Ronnie Chen: "Staying Alive: Patterns for Failure Management from the Depths" - Chaos Conf 2018
Hi everyone. So, this talk is about failures. What they look like, how to prepare for them, and how to survive them. My name is Ronnie Chen, and I'm an engineering manager at Twitter. I'm also a technical diver.
My first introduction to the world below the surface was when I was standing on a tiny rowboat in the middle of a lake when I was about two years old. I saw some seaweed floating in the water, so I reached over for it. I lost my balance, and fell in. Everything went dark.
I passed out in that water, and almost drowned that day. Since that, I've had a healthy fear of the water my entire life. Diving was something that was a way to give me a new relationship with the ocean. A way for me to explore safely. To help myself become more comfortable, I started pursuing more and more training. First, advanced certifications, then rescue diving. And then I started my technical training. In my first year, I did almost 200 dives.
My training certified me to go on increasingly deeper dives. I learned how to safely explore shipwrecks buried way below recreational scuba limits. Once I learned how to dive on a rebreather, I was able to do expeditions that lasted up to five hours in a single stretch. A rebreather is a portable gas blending and recycling device. It purifies the air that you're exhaling so that you waste less gas. This is the same life support technology that's used in spacesuits.

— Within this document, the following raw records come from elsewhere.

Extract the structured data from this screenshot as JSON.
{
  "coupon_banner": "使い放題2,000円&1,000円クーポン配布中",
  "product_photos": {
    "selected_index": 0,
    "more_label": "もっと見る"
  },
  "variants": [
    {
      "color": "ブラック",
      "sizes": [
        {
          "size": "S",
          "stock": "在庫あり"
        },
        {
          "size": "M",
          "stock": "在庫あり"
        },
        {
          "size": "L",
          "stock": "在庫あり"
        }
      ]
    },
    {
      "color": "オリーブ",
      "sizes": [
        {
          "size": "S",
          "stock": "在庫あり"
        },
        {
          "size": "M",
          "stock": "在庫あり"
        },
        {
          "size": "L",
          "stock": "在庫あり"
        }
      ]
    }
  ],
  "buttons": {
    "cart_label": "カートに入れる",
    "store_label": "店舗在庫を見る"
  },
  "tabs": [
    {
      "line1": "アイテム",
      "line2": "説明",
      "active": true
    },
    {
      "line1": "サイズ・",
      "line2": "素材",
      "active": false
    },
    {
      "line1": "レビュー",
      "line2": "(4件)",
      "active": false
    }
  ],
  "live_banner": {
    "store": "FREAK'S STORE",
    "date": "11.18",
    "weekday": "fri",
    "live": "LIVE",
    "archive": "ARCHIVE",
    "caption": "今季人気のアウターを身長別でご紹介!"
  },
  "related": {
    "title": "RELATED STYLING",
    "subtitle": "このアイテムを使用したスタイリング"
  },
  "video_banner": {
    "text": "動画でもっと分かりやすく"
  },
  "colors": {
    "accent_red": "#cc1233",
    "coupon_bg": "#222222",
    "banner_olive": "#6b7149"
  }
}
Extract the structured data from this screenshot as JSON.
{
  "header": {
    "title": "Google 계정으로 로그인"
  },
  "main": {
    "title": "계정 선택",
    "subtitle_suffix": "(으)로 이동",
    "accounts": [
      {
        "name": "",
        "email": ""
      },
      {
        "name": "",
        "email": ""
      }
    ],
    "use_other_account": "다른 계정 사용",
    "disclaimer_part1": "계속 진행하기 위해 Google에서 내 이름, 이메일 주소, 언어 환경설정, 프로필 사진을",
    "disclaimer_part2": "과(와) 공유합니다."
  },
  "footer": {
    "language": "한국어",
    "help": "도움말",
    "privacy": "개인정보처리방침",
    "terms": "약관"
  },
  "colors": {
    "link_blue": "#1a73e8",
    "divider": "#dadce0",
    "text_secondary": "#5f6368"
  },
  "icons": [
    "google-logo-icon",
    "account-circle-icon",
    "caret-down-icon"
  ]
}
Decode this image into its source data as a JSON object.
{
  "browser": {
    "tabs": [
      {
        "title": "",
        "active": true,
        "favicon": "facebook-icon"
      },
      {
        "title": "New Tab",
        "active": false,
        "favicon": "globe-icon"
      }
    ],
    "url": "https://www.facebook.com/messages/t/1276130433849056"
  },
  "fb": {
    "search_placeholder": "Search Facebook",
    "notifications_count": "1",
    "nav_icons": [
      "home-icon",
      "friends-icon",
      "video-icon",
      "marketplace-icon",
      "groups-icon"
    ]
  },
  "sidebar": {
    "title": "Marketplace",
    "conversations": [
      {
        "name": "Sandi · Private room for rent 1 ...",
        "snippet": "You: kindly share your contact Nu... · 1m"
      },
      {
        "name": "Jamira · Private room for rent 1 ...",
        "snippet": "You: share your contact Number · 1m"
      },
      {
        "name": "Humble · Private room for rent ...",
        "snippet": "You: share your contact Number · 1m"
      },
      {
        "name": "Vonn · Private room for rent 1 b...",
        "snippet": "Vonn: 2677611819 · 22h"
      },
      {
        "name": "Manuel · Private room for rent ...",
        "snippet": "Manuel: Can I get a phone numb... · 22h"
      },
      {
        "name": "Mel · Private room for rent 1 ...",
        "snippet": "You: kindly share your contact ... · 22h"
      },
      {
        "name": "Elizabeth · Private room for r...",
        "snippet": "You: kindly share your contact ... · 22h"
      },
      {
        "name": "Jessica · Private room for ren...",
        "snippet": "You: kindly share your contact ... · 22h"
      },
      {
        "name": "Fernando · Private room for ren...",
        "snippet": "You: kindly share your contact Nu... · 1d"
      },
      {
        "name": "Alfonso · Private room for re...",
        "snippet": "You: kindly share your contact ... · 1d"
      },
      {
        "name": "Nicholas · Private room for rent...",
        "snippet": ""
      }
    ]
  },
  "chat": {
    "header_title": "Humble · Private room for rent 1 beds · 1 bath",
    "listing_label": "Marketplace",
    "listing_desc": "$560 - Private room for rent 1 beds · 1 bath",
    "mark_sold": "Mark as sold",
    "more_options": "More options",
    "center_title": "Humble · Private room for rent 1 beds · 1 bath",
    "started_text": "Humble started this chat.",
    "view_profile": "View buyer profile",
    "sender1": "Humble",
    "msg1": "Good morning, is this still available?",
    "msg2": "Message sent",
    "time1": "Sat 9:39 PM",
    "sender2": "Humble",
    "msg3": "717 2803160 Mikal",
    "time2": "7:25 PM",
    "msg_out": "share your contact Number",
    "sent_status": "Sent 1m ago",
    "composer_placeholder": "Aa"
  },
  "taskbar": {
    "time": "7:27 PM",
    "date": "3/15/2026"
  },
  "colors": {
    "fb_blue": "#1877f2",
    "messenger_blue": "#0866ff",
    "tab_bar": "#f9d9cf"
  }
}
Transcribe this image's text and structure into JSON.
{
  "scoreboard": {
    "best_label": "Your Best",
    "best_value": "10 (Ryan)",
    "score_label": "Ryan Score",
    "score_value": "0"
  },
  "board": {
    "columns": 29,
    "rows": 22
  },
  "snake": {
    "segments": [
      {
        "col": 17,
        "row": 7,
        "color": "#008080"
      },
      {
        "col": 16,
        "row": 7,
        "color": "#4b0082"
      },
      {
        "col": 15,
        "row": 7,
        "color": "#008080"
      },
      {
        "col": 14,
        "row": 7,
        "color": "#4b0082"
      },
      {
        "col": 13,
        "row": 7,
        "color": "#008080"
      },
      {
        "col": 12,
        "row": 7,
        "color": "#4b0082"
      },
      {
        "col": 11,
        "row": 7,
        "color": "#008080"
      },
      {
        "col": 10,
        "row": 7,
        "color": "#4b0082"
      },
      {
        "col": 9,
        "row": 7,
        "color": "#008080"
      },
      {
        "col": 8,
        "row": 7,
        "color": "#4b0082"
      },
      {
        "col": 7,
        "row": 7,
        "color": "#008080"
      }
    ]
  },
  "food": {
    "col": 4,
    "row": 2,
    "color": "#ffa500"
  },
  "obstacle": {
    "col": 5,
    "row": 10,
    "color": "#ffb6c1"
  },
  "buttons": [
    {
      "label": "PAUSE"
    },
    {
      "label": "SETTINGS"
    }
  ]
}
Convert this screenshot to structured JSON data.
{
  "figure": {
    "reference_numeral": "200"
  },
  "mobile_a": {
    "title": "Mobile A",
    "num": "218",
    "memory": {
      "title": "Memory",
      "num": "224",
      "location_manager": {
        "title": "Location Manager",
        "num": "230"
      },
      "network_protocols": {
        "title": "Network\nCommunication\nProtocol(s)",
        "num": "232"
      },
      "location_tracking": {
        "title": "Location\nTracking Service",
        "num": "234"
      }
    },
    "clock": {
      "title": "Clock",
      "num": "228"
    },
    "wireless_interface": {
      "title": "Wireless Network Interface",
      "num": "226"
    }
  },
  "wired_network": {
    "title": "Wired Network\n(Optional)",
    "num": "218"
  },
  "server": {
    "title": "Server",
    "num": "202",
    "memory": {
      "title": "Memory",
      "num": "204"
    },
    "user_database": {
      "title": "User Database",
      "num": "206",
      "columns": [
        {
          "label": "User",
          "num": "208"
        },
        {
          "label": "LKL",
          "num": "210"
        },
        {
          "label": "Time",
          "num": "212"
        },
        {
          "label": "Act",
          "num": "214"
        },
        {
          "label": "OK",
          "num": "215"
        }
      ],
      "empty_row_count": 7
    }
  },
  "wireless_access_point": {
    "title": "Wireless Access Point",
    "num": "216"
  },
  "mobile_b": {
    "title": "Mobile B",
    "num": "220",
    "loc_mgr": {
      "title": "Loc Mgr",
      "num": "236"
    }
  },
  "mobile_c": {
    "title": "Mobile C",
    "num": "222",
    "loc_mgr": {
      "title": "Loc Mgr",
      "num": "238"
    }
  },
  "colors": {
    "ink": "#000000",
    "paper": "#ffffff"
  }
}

330 feet below the surface means that your body is being exposed to 10 atmospheres of pressure. The deeper you go, the higher the partial pressure of Nitrogen in your breathing gas, which acts as a narcotic that slows down your brain.
Time literally starts to slow down. As you breathe, gas accumulates in your bloodstream, and it needs to be off-gassed slowly, or else you face decompression sickness, which can cause muscle pain, vertigo, nausea, difficulty breathing, what's called the chokes, paralysis, internal bleeding, and of course, death.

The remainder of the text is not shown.